A year later, federal prosecutors announced they were bringing the former trooper up on their own civil rights violation charges.
Brown was indicted by a federal grand jury on Sept. 23, 2021. He was charged with aggravated second-degree battery, malfeasance in office, and falsifying the arrest documents. The misconduct indictment was Brown’s second last year. State prosecutors charged Brown and two other troopers with misdemeanor simple battery charges in connection with the violent 2020 arrest of another Black man, Antonio Brown. Brown led the troopers on a high-speed chase that ended with his surrender and a beating that would give him “nightmares for a long time,” as the officers bragged to each other in text messages.
DA Tew is now recused from Bowman’s case and has not issued a statement regarding the new findings. Before recusing himself, court documents have the DA on record saying, the civil lawsuit is “unfair to the officers.”
In a sworn court statement by Banks-Miley, Tew said to her on Oct. 1, 2021, “I will be frank with you, I am not going to gut the officers’ defense in their civil case by dismissing Aaron Bowman’s criminal charge of resisting arrest.”
According to the lawyer, Tew had an issue with the impact of the order, believing by dropping Bowman’s charges, the civil suits have a better chance of winning.
“Hey, (if) they dismiss the civil case, I would look at Bowman’s charges then.”
“I tell you what, I withdraw that statement,” the document quoted Tew as saying. “I am going to prosecute all of Bowman’s charges regardless if (sic) you drop the civil suit or not.”
Brown’s lawyer, attorney Scott Wolleson, is gearing up for battle. Court documents say they have filed a few motions requesting to continue his criminal trial in state court.

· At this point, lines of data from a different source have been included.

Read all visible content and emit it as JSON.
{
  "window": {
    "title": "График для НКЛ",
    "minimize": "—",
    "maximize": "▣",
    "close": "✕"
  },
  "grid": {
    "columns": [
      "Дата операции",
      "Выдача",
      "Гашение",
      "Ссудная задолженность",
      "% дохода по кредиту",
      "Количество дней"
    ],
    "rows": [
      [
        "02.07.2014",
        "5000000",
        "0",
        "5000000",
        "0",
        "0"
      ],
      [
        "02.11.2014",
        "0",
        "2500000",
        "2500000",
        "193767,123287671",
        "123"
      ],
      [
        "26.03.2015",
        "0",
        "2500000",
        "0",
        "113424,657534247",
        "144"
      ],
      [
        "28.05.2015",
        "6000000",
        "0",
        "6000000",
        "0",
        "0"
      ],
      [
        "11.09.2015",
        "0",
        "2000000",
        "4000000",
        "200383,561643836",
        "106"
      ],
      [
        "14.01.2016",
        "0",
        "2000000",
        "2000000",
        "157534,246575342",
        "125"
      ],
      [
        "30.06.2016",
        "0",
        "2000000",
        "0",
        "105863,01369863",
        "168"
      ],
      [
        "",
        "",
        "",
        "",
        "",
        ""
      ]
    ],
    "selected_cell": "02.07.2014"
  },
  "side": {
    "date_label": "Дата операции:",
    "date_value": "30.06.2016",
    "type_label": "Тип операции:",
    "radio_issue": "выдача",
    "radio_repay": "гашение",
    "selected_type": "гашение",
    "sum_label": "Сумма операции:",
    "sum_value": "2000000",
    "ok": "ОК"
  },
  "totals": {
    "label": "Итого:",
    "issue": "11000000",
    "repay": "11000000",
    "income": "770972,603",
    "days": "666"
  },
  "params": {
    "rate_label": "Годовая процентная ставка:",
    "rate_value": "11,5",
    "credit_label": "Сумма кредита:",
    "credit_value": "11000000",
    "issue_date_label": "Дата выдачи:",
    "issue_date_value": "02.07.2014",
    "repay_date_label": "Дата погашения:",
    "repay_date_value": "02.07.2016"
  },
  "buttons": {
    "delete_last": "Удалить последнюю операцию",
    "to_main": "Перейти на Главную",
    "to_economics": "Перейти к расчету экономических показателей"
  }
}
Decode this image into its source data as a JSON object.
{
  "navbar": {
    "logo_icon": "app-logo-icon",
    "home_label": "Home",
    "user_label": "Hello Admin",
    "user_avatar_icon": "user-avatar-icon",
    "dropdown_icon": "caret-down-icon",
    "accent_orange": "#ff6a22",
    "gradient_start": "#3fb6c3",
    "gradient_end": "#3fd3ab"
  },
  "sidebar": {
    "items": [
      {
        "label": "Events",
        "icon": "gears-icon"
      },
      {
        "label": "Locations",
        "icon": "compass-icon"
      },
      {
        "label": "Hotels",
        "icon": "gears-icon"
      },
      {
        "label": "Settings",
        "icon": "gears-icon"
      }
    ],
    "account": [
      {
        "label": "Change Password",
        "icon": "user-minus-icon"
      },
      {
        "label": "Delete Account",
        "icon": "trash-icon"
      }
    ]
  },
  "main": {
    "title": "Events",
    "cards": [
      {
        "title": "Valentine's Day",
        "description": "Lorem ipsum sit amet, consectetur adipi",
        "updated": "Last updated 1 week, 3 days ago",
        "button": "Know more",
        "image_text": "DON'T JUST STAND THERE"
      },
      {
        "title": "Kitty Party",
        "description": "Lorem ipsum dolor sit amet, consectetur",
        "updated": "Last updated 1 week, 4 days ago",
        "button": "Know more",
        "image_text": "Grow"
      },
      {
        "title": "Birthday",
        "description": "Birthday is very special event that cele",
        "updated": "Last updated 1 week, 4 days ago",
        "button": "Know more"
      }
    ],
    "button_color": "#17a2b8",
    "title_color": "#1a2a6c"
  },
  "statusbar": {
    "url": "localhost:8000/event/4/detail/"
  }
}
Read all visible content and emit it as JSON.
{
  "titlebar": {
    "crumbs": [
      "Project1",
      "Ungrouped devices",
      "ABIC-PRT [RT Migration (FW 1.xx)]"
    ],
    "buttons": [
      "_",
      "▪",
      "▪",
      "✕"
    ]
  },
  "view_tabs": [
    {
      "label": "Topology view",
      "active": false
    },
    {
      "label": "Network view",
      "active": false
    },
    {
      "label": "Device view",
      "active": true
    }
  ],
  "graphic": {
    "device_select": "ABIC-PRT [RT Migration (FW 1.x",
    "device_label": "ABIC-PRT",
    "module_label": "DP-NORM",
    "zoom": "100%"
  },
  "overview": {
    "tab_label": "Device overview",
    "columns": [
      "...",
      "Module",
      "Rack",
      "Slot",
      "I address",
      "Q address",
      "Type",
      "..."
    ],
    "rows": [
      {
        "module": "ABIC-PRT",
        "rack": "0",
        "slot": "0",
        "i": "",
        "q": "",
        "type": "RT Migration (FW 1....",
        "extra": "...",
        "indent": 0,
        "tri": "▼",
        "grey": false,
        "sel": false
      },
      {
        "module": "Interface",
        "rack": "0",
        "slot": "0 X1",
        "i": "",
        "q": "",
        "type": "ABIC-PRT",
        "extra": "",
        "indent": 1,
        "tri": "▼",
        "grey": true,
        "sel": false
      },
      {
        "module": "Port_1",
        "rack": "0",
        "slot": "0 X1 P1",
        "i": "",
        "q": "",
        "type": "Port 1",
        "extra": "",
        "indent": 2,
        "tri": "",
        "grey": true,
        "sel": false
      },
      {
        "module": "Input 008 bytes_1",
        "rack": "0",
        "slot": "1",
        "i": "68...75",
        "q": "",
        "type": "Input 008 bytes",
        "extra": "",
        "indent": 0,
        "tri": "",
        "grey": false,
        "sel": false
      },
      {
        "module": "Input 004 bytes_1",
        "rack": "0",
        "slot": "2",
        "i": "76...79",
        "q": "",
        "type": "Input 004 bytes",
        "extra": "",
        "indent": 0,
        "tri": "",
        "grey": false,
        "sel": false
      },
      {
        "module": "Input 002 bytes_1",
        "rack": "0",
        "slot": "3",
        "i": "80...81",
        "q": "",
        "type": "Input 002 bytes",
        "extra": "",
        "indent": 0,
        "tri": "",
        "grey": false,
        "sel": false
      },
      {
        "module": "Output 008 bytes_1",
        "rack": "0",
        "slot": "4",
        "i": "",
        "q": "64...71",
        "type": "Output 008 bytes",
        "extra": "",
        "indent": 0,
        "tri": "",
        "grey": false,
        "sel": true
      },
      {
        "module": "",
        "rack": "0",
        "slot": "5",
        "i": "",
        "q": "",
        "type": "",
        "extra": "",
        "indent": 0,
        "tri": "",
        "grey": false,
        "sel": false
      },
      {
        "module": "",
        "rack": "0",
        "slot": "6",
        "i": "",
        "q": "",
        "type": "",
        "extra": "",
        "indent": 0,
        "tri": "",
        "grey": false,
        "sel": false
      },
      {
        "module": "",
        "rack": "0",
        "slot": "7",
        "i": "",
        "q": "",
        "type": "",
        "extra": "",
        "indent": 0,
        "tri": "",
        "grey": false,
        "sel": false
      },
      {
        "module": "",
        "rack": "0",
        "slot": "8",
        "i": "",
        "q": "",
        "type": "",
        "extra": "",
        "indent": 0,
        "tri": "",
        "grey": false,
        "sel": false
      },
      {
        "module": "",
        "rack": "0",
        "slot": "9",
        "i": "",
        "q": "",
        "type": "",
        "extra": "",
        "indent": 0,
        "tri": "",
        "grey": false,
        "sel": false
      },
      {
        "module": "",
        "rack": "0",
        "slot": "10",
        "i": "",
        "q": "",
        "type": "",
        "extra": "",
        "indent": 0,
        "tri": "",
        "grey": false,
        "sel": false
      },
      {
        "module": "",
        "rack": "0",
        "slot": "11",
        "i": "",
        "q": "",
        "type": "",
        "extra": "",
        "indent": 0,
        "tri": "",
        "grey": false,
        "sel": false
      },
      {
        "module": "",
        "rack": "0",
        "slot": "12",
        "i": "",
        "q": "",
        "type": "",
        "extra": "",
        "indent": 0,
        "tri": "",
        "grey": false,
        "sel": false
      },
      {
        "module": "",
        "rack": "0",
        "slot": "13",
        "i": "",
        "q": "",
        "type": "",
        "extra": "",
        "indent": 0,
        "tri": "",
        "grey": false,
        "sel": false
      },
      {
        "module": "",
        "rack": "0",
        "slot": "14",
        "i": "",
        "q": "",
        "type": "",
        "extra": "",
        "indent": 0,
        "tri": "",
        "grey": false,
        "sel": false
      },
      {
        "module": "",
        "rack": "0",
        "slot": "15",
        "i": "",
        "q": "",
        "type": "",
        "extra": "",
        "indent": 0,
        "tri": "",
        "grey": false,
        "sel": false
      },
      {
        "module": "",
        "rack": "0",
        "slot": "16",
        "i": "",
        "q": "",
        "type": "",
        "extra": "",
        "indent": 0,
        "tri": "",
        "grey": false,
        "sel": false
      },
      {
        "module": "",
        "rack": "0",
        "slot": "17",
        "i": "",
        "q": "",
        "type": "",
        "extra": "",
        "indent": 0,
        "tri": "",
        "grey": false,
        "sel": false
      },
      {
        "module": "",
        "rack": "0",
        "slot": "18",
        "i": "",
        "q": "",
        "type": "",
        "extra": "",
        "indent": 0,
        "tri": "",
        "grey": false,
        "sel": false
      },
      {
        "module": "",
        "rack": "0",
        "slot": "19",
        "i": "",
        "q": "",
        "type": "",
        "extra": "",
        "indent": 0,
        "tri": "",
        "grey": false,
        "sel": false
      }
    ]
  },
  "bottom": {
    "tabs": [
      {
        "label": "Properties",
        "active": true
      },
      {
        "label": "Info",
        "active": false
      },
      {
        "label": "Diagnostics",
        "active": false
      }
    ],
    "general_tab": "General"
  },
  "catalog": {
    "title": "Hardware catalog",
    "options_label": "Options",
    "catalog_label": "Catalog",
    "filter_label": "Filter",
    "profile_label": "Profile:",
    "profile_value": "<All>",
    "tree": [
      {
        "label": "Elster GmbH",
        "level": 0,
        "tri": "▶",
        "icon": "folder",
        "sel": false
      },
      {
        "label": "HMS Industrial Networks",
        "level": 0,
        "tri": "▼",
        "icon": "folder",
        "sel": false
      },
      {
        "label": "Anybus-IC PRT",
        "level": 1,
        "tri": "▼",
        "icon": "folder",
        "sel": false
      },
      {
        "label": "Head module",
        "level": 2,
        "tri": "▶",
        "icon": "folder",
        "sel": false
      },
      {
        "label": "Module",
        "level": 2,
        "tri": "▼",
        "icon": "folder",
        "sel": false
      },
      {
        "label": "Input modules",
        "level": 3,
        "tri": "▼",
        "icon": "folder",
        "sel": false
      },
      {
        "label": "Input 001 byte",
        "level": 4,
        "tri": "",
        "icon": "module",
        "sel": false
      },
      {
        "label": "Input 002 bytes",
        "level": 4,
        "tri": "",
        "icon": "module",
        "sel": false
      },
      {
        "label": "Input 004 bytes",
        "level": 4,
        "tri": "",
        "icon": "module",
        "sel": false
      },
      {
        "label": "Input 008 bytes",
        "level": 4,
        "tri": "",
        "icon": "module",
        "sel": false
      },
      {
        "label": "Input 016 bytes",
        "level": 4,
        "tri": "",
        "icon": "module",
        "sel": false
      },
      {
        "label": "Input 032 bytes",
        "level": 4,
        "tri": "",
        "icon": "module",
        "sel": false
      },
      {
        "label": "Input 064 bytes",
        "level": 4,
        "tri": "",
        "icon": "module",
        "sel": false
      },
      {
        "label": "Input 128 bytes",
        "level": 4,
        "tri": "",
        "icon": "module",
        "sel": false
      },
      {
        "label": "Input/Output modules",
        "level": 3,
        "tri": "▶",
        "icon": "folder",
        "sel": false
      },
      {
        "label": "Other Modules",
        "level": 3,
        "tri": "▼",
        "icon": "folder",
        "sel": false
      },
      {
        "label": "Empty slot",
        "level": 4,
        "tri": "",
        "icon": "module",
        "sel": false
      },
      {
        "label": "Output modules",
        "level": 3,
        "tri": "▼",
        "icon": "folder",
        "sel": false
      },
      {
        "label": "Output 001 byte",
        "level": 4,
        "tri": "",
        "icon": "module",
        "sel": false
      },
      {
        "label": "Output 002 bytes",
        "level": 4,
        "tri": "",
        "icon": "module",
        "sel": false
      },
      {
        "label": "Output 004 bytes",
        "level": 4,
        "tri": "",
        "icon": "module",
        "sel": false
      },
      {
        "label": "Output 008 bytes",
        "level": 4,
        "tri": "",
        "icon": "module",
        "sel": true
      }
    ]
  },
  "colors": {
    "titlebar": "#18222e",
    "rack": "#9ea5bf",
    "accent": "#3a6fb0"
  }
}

Recently, the Louisiana State Police has been marred with allegations of use of excessive force and racism.
In June, the U.S. Justice Department announced it will be investigating the force after meaningful evidence has been presented showing a pattern of officers turning a blind eye to fellow officers savagely beating mostly Black men during stops. One case of special interest surrounds the death of Ronald Greene, an African American man who died while in police custody following being assaulted by cops in 2019.
Greene and Bowman were assaulted within months of each other.